ESA seeks disabled astronaut candidates
Feb. 16th, 2021 05:48 pmThe European Space Agency is looking for new astronaut candidates for the first time in over a decade - the last recruitment round was 2008. There's a general diversity push as they only have a single woman astronaut at the moment - Italy's Samantha Cristoforetti, but ESA also wants at least one candidate to be a disabled person.
Candidates must have a science masters, or be an experimental test pilot, and speak fluent English plus have a good knowledge of a second language (I think you can pretty much count that as the absolute minimum combination), but for the first time ESA is willing to consider candidates with a disability.
The plan is to recruit four candidates directly into the astronaut corps, and twenty more onto a reserve list who'll be activated if their country purchases a national seat on one of the flights to the ISS on the new US capsules. The disabled candidate will apparently go into the reserve list.
I suspect they're going to be very restrictive in disabilities they'll consider at least initially, they've apparently explicitly mentioned candidates with lower limb deficiencies (i.e. amputees) or restricted growth. My prediction is at least initially they'll go for someone with a single leg amputation, probably below knee and either traumatic or congenital, not because of medical reasons, as they'll have the fewest medical complications and lowest need for physical adaptions. Someone with restricted growth, even with perfect health, has the complications of requiring individually fitted seating and spacesuits.
I suspect the real restriction on who makes the cut could be the need for wilderness survival training, the Russians have always planned for the possibility of a Soyuz landing way off course in the Siberian wilderness. That risk will probably be lower for the US capsules, but until they can guarantee how an astronaut will be getting back it's going to be a concern.

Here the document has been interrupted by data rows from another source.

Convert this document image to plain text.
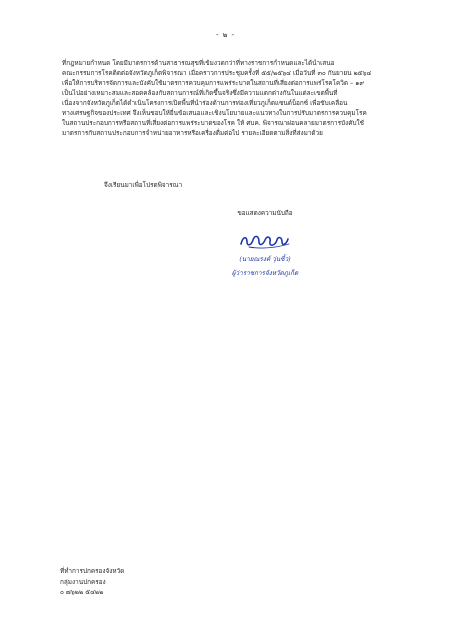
- ๒ -

ที่กฎหมายกำหนด โดยมีมาตรการด้านสาธารณสุขที่เข้มงวดกว่าที่ทางราชการกำหนดและได้นำเสนอ
คณะกรรมการโรคติดต่อจังหวัดภูเก็ตพิจารณา เมื่อคราวการประชุมครั้งที่ ๕๕/๒๕๖๔ เมื่อวันที่ ๓๐ กันยายน ๒๕๖๔
เพื่อให้การบริหารจัดการและบังคับใช้มาตรการควบคุมการแพร่ระบาดในสถานที่เสี่ยงต่อการแพร่โรคโควิด – ๑๙
เป็นไปอย่างเหมาะสมและสอดคล้องกับสถานการณ์ที่เกิดขึ้นจริงซึ่งมีความแตกต่างกันในแต่ละเขตพื้นที่
เนื่องจากจังหวัดภูเก็ตได้ดำเนินโครงการเปิดพื้นที่นำร่องด้านการท่องเที่ยวภูเก็ตแซนด์บ็อกซ์ เพื่อขับเคลื่อน
ทางเศรษฐกิจของประเทศ จึงเห็นชอบให้ยื่นข้อเสนอและเชิงนโยบายและแนวทางในการปรับมาตรการควบคุมโรค
ในสถานประกอบการหรือสถานที่เสี่ยงต่อการแพร่ระบาดของโรค ให้ ศบค. พิจารณาผ่อนคลายมาตรการบังคับใช้
มาตรการกับสถานประกอบการจำหน่ายอาหารหรือเครื่องดื่มต่อไป รายละเอียดตามสิ่งที่ส่งมาด้วย

จึงเรียนมาเพื่อโปรดพิจารณา

ขอแสดงความนับถือ

(นายณรงค์ วุ่นซิ้ว)

ผู้ว่าราชการจังหวัดภูเก็ต

ที่ทำการปกครองจังหวัด
กลุ่มงานปกครอง
๐ ๗๖๒๒ ๕๔๒๒
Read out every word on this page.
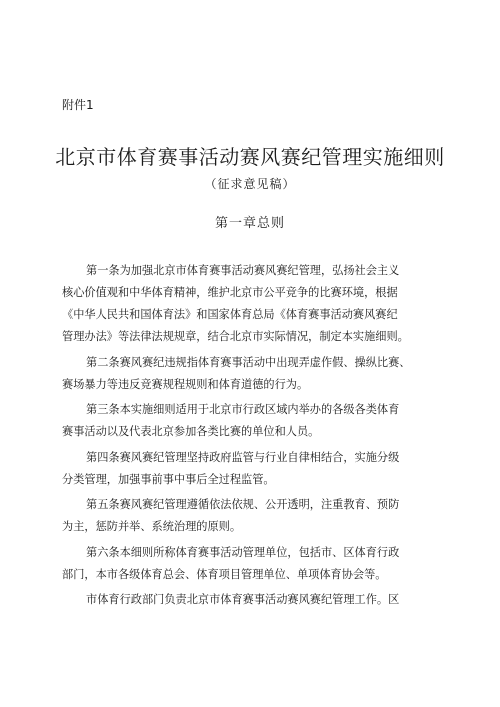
附件1
北京市体育赛事活动赛风赛纪管理实施细则
（征求意见稿）
第一章总则

第一条为加强北京市体育赛事活动赛风赛纪管理，弘扬社会主义
核心价值观和中华体育精神，维护北京市公平竞争的比赛环境，根据
《中华人民共和国体育法》和国家体育总局《体育赛事活动赛风赛纪
管理办法》等法律法规规章，结合北京市实际情况，制定本实施细则。

第二条赛风赛纪违规指体育赛事活动中出现弄虚作假、操纵比赛、
赛场暴力等违反竞赛规程规则和体育道德的行为。

第三条本实施细则适用于北京市行政区域内举办的各级各类体育
赛事活动以及代表北京参加各类比赛的单位和人员。

第四条赛风赛纪管理坚持政府监管与行业自律相结合，实施分级
分类管理，加强事前事中事后全过程监管。

第五条赛风赛纪管理遵循依法依规、公开透明，注重教育、预防
为主，惩防并举、系统治理的原则。

第六条本细则所称体育赛事活动管理单位，包括市、区体育行政
部门，本市各级体育总会、体育项目管理单位、单项体育协会等。

市体育行政部门负责北京市体育赛事活动赛风赛纪管理工作。区
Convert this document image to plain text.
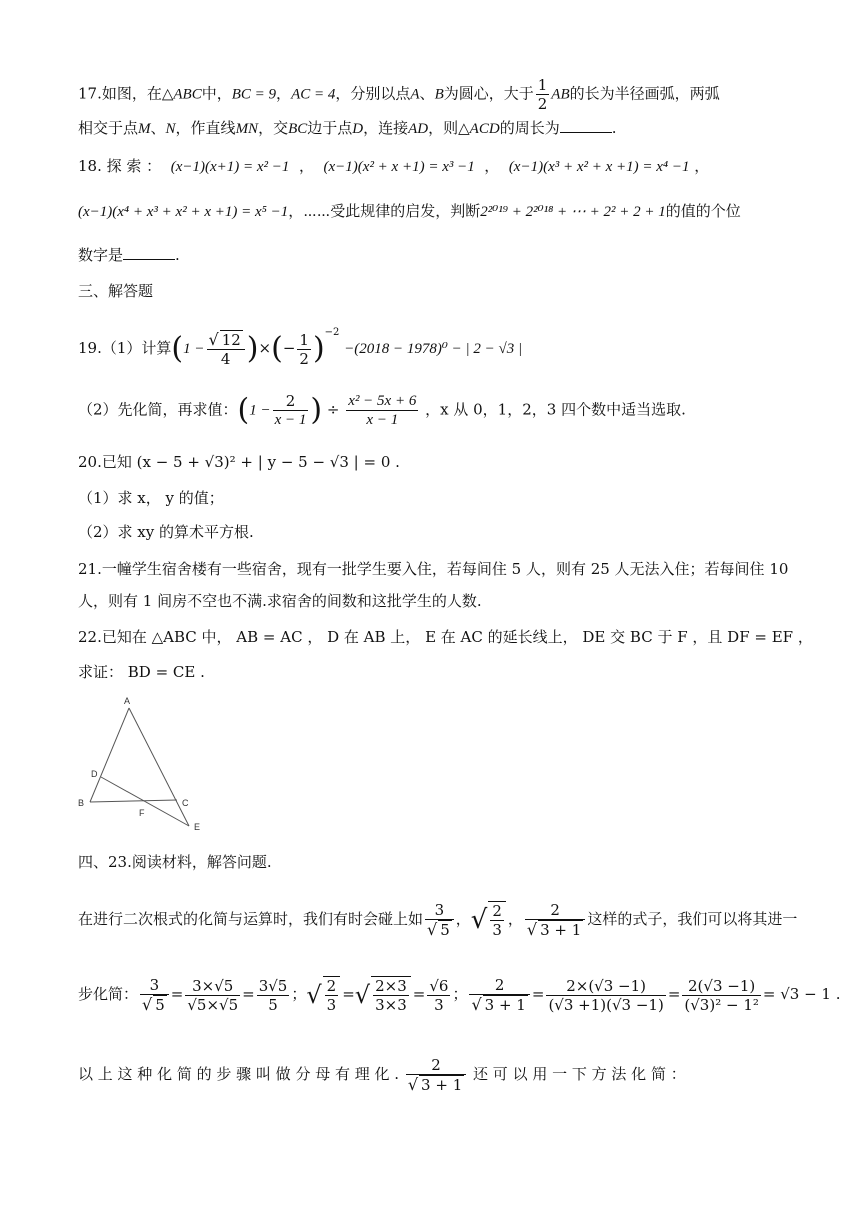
17.如图，在△ABC中，BC = 9，AC = 4，分别以点A、B为圆心，大于 $\frac{1}{2}$ AB的长为半径画弧，两弧
相交于点M、N，作直线MN，交BC边于点D，连接AD，则△ACD的周长为	.
18. 探 索 ： (x−1)(x+1) = x² −1  ，  (x−1)(x² + x +1) = x³ −1  ，  (x−1)(x³ + x² + x +1) = x⁴ −1 ，
(x−1)(x⁴ + x³ + x² + x +1) = x⁵ −1，⋯⋯受此规律的启发，判断2²⁰¹⁹ + 2²⁰¹⁸ + ⋯ + 2² + 2 + 1的值的个位
数字是	.
三、解答题
19.（1）计算($1 - \frac{√ 12}{4}$ )×(− $\frac{1}{2} )^{-2} -(2018 - 1978)^0$ − | 2 − √3 |
（2）先化简，再求值：($1 - \frac{2}{x - 1}$ ) ÷ $\frac{\text{x² − 5x + 6}}{x - 1}$ ，x 从 0，1，2，3 四个数中适当选取.
20.已知 (x − 5 + √3)² + | y − 5 − √3 | = 0 .
（1）求 x， y 的值；
（2）求 xy 的算术平方根.
21.一幢学生宿舍楼有一些宿舍，现有一批学生要入住，若每间住 5 人，则有 25 人无法入住；若每间住 10
人，则有 1 间房不空也不满.求宿舍的间数和这批学生的人数.
22.已知在 △ABC 中， AB = AC ， D 在 AB 上， E 在 AC 的延长线上， DE 交 BC 于 F ，且 DF = EF ，
求证： BD = CE .
A
B	C
D
E
F
四、23.阅读材料，解答问题.
在进行二次根式的化简与运算时，我们有时会碰上如 $\frac{3}{√ 5}$ ，√ $\frac{2}{3}$ ， $\frac{2}{√ 3 + 1}$ 这样的式子，我们可以将其进一
步化简： $\frac{3}{√ 5} = \frac{3\times√5}{√5\times√5} = \frac{3√5}{5}$ ；√ $\frac{2}{3}$ =√ $\frac{2\times 3}{3\times 3} = \frac{√6}{3}$ ； $\frac{2}{√ 3 + 1} = \frac{2\times(√3 -1)}{(√3 +1)(√3 -1)} = \frac{2(√3 -1)}{\text{(√3)² − 1²}} = √3 - 1$ .
以 上 这 种 化 简 的 步 骤 叫 做 分 母 有 理 化 . $\frac{2}{√ 3 + 1}$ 还 可 以 用 一 下 方 法 化 简 ：
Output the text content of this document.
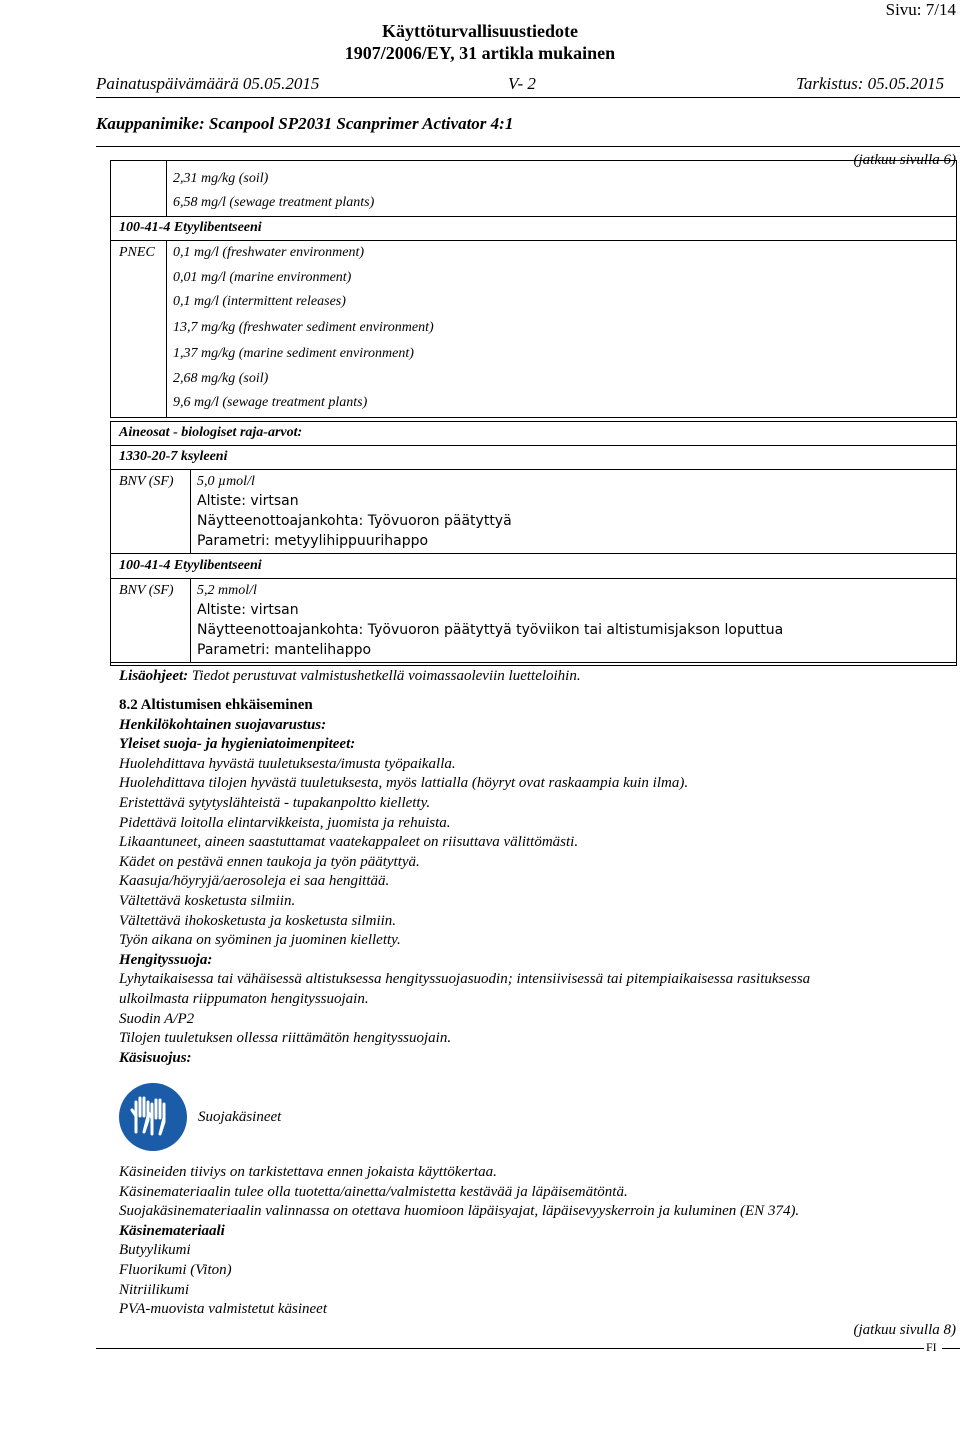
Käyttöturvallisuustiedote
1907/2006/EY, 31 artikla mukainen
Sivu: 7/14
Painatuspäivämäärä 05.05.2015	V- 2	Tarkistus: 05.05.2015
Kauppanimike: Scanpool SP2031 Scanprimer Activator 4:1
(jatkuu sivulla 6)
2,31 mg/kg (soil)
6,58 mg/l (sewage treatment plants)
100-41-4 Etyylibentseeni
PNEC 0,1 mg/l (freshwater environment)
0,01 mg/l (marine environment)
0,1 mg/l (intermittent releases)
13,7 mg/kg (freshwater sediment environment)
1,37 mg/kg (marine sediment environment)
2,68 mg/kg (soil)
9,6 mg/l (sewage treatment plants)
Aineosat - biologiset raja-arvot:
1330-20-7 ksyleeni
BNV (SF) 5,0 µmol/l
Altiste: virtsan
Näytteenottoajankohta: Työvuoron päätyttyä
Parametri: metyylihippuurihappo
100-41-4 Etyylibentseeni
BNV (SF) 5,2 mmol/l
Altiste: virtsan
Näytteenottoajankohta: Työvuoron päätyttyä työviikon tai altistumisjakson loputtua
Parametri: mantelihappo
Lisäohjeet: Tiedot perustuvat valmistushetkellä voimassaoleviin luetteloihin.
8.2 Altistumisen ehkäiseminen
Henkilökohtainen suojavarustus:
Yleiset suoja- ja hygieniatoimenpiteet:
Huolehdittava hyvästä tuuletuksesta/imusta työpaikalla.
Huolehdittava tilojen hyvästä tuuletuksesta, myös lattialla (höyryt ovat raskaampia kuin ilma).
Eristettävä sytytyslähteistä - tupakanpoltto kielletty.
Pidettävä loitolla elintarvikkeista, juomista ja rehuista.
Likaantuneet, aineen saastuttamat vaatekappaleet on riisuttava välittömästi.
Kädet on pestävä ennen taukoja ja työn päätyttyä.
Kaasuja/höyryjä/aerosoleja ei saa hengittää.
Vältettävä kosketusta silmiin.
Vältettävä ihokosketusta ja kosketusta silmiin.
Työn aikana on syöminen ja juominen kielletty.
Hengityssuoja:
Lyhytaikaisessa tai vähäisessä altistuksessa hengityssuojasuodin; intensiivisessä tai pitempiaikaisessa rasituksessa
ulkoilmasta riippumaton hengityssuojain.
Suodin A/P2
Tilojen tuuletuksen ollessa riittämätön hengityssuojain.
Käsisuojus:
Suojakäsineet
Käsineiden tiiviys on tarkistettava ennen jokaista käyttökertaa.
Käsinemateriaalin tulee olla tuotetta/ainetta/valmistetta kestävää ja läpäisemätöntä.
Suojakäsinemateriaalin valinnassa on otettava huomioon läpäisyajat, läpäisevyyskerroin ja kuluminen (EN 374).
Käsinemateriaali
Butyylikumi
Fluorikumi (Viton)
Nitriilikumi
PVA-muovista valmistetut käsineet
(jatkuu sivulla 8)
FI
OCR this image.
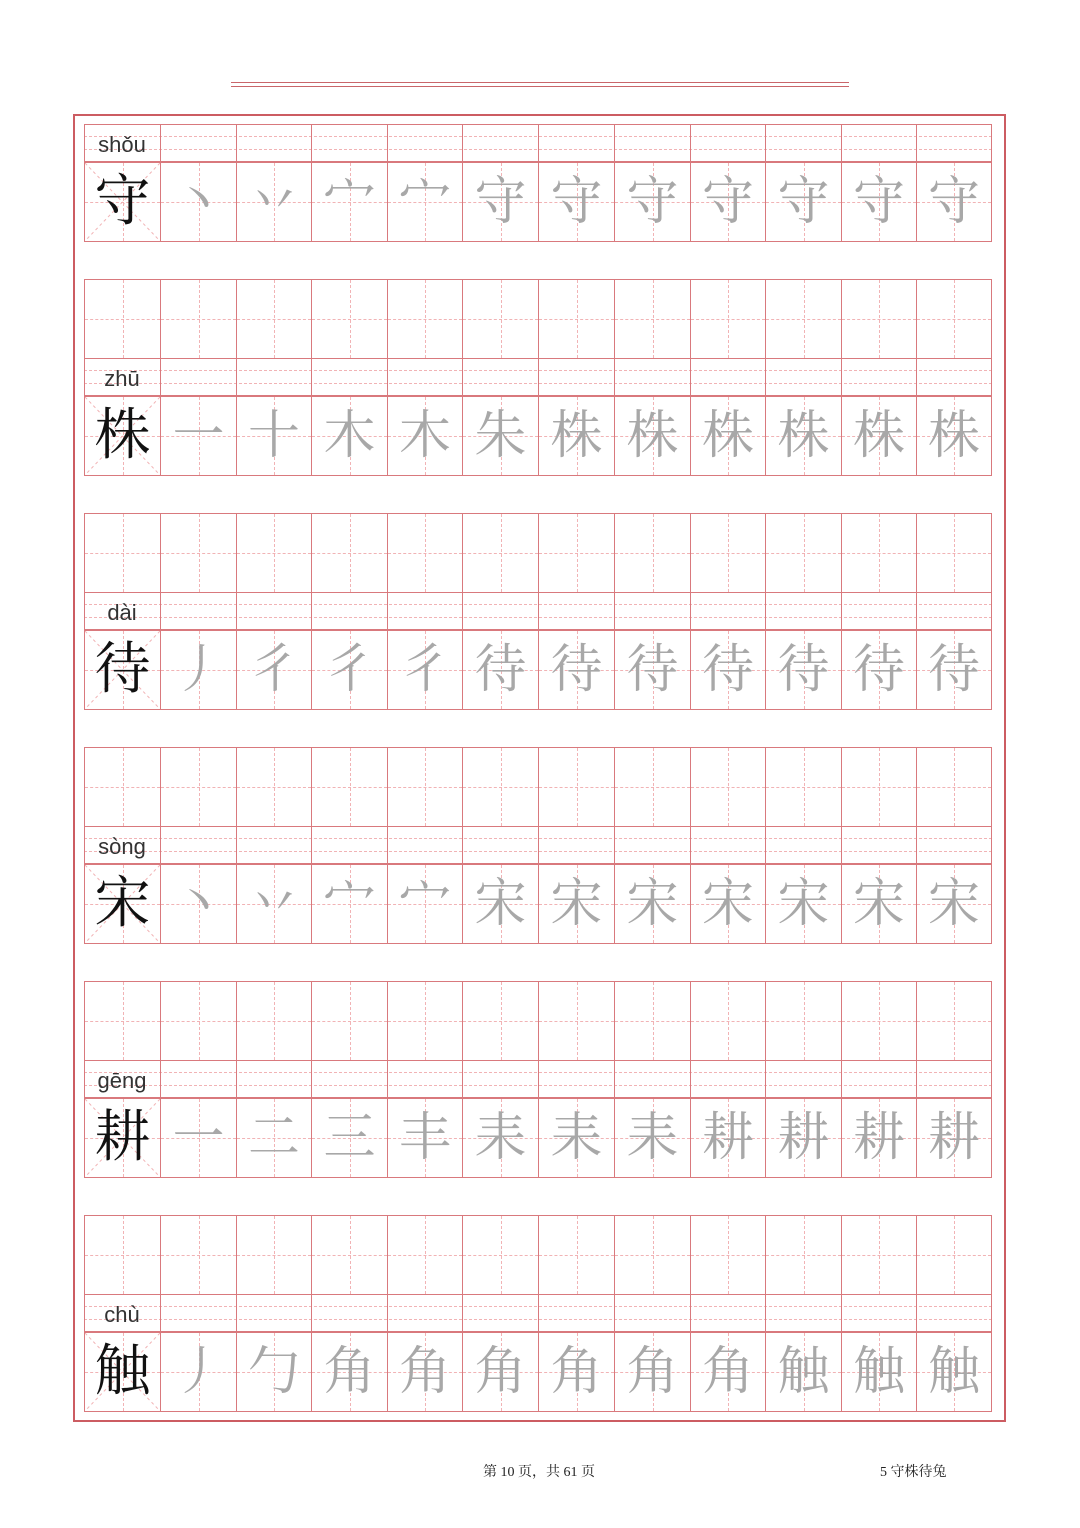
shǒu
守 丶 丷 宀 宀 守 守 守 守 守 守 守
zhū
株 一 十 木 木 朱 株 株 株 株 株 株
dài
待 丿 彳 彳 彳 待 待 待 待 待 待 待
sòng
宋 丶 丷 宀 宀 宋 宋 宋 宋 宋 宋 宋
gēng
耕 一 二 三 丰 耒 耒 耒 耕 耕 耕 耕
chù
触 丿 勹 角 角 角 角 角 角 触 触 触
第 10 页，共 61 页	5 守株待兔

One thing that slightly raised my hackles is that ESA have asked the International Paralympic Committee for advice on selection, because IPC selection is much more ableist than people realise. Under the IPC entire types of disability are excluded from certain forms of competition because they're so individually variable, you can be a full-time wheelchair user and still not count as disabled enough to compete in para swimming and track and field under IPC rules (a friend was caught in this when they swam competitively and were on the edge of the England team, IPC suddenly ruled they could only swim against able-bodied swimmers, despite their being a wheelchair user with significant limb deformities).
The BBC interviewed British astronaut Tim Peake, recruited in the 2008 round, about this and he pointed out that this group could be leading candidates for the return to the Moon, and ultimately a Mars mission.Which does raise the delightful prospect that the first foot to step down onto the Martian surface might be a prosthetic one.